Sunday, February 8, 2015

So...why Jordan?

Life has a way of offering unique opportunities that, on the surface, seem to be less than what they will reveal themselves to be.  Taking advantage of those opportunities can be life-changing.  Traveling to Jordan was one of those life-changing and heart-opening occasions.  Most of the people who knew I was going to Jordan asked one simple question: "WHY?"!  Upon my return, my answer is, "Why not?"  I will try to explain.

Alison and I went to Amman, Jordan to participate in a conference coordinated by the Salam Institute for Peace and Justice in Washington, DC, the Royal Institute for Inter-Faith Studies in Amman, Jordan, and the Fetzer Institute located in Kalamazoo, Michigan.  It was a conference whose goal was to increase understanding between Muslims and opportunity to address the power and challenges of love and forgiveness.  This trip ended up being so much more.

We arrived a few days early to allow us to do some exploring.  We went to Petra, Jerash, the Citadel, the Dead Sea, and other places between the desert and the city.  As much as we could, we explored Amman.  I will write about these sites in the course of the blog.  Unfortunately, we did not have nearly enough time to satisfy our curiosity considering that the history of Jordan goes back to the Paleolithic period, or about 90,000 BC.  This history included, in no particular order, the Romans and Greeks, the Nabateans, the Israelites, the Byzantine and Muslim eras, and others.  While all of the sites we did get to discover were fascinating and intriguing, it was the people we shared these experiences with that taught me more than I anticipated.

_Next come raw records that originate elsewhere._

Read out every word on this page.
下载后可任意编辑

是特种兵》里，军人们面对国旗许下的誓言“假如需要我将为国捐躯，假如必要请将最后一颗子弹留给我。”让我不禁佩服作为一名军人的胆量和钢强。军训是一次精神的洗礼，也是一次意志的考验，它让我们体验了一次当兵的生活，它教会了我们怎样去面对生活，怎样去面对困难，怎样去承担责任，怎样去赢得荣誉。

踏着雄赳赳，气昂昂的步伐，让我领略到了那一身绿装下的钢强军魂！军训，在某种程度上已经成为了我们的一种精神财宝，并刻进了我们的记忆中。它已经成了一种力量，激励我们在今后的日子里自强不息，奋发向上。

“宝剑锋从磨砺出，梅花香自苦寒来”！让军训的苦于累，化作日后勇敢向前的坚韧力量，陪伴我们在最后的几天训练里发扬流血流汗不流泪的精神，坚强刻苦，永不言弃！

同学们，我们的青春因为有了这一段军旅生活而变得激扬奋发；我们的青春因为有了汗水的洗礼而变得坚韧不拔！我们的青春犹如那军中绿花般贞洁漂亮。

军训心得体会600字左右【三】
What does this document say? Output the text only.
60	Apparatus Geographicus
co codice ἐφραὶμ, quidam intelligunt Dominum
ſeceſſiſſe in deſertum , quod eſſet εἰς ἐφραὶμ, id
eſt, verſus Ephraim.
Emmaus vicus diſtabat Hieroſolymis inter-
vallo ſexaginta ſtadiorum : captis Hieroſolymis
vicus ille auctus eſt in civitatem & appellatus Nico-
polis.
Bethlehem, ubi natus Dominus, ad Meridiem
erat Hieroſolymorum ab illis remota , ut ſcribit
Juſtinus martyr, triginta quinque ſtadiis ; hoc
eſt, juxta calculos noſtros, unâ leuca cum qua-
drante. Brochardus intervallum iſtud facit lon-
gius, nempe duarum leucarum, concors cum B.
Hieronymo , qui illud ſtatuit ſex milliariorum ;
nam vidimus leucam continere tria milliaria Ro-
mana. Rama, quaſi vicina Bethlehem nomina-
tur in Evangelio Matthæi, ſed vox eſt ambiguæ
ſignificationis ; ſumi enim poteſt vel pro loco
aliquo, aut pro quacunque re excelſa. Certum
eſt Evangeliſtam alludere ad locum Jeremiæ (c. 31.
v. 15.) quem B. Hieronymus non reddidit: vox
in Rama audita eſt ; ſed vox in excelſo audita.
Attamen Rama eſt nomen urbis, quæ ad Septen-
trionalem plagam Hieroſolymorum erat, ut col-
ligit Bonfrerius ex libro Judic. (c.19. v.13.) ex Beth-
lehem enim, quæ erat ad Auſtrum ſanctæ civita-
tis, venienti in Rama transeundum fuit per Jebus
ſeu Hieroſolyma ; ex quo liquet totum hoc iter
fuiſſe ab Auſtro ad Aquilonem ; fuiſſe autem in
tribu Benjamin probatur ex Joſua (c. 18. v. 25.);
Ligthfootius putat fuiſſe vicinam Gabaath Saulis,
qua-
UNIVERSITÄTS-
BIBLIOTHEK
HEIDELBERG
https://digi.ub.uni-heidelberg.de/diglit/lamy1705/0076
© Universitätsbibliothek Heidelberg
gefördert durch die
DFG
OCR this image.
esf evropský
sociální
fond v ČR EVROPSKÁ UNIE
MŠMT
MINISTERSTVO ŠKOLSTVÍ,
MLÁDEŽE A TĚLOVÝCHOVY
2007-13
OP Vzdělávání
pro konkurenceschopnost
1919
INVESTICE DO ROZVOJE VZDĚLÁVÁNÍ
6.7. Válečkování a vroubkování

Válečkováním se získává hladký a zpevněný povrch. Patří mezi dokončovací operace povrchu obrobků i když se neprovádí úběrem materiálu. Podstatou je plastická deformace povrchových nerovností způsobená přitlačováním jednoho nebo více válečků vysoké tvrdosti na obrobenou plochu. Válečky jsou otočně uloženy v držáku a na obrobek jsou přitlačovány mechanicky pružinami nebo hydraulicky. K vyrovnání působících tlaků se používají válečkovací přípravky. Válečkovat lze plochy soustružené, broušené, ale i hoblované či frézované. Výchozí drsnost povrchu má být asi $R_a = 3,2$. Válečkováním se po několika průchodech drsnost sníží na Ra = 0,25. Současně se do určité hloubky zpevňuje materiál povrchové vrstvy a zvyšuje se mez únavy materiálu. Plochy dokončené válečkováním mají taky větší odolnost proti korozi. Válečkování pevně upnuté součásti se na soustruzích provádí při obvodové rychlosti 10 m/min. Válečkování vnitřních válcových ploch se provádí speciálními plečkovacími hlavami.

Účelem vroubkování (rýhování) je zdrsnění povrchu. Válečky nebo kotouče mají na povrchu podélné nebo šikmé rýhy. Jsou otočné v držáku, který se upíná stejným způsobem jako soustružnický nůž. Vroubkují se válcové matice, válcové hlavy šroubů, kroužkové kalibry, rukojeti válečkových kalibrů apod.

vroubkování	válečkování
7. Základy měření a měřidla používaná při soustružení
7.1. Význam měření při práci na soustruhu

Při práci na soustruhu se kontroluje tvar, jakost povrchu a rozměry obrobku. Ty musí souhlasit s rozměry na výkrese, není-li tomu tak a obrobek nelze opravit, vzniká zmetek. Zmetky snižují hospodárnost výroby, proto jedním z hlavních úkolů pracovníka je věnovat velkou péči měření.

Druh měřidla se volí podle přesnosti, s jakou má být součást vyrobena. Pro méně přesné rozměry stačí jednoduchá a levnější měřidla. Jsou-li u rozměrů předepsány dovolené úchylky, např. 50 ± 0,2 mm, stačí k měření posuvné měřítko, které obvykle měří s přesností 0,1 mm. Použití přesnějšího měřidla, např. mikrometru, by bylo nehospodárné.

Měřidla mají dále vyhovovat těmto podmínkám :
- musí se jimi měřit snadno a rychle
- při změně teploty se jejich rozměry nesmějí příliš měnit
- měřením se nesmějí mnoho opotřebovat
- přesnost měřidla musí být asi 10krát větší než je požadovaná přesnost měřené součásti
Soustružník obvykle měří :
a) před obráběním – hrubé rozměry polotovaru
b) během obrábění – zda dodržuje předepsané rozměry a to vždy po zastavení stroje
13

I am not going to address or, even pretend to understand, the intricacies of the life of a practicing Muslim.  It is steeped in tradition and is, ostensibly, a large and integral part of the life of the general population.  Their religion is an important and significant influence in their every day existence.  They are proud and protective of their beliefs.  They are committed to their religion's healthy traditions and customs and they want us to understand the side of them that is not generally known - the side that is a true representation of the good people they are and how they want the world to see them...apart from the stereotypes that have been established with the resulting prejudice and, even, hate. 

I would need to do extensive research to give a thoroughly educated overview regarding the religion of Islam.  I do not look at people through religion - I look at them through their character, the way they treat others.  If I had to comment as a result of the people we met while on this journey, I would have to say that kindness, respect, and caring for others seemed to be universal characteristics of the Jordanian people.  I believe that religion itself, regardless of what it might be called, supports all of those things.  If we, as human beings, could simply allow others to practice their chosen religion and it was proven that this practice was not harmful to others, we would find peace

It is an on-going process, necessitating all participants to be open-minded, willing to learn and, perhaps, to dispel some previously existing personal beliefs...including the willingness to "agree to disagree" in a genuine and respectful manner.  A sincere attempt at understanding and appreciating the ideas of others is paramount to the success of this type of undertaking...releasing the hold of one's ego and fear ...on both sides...and it is quite difficult.

I used this quote in another blog but felt it was appropriate for this one, as well.  

"Traveling will change you like little else can. It will put you in places that will force you to care for issues that are bigger than you. You will begin to understand that the world is both very large and very small. You will have a newfound respect for pain and suffering, having seen that two-thirds of humanity struggle to simply get a meal each day...Traveling allows you to feel more connected to your fellow human beings in a deep and lasting way, like little else can. In other words, it makes you more human."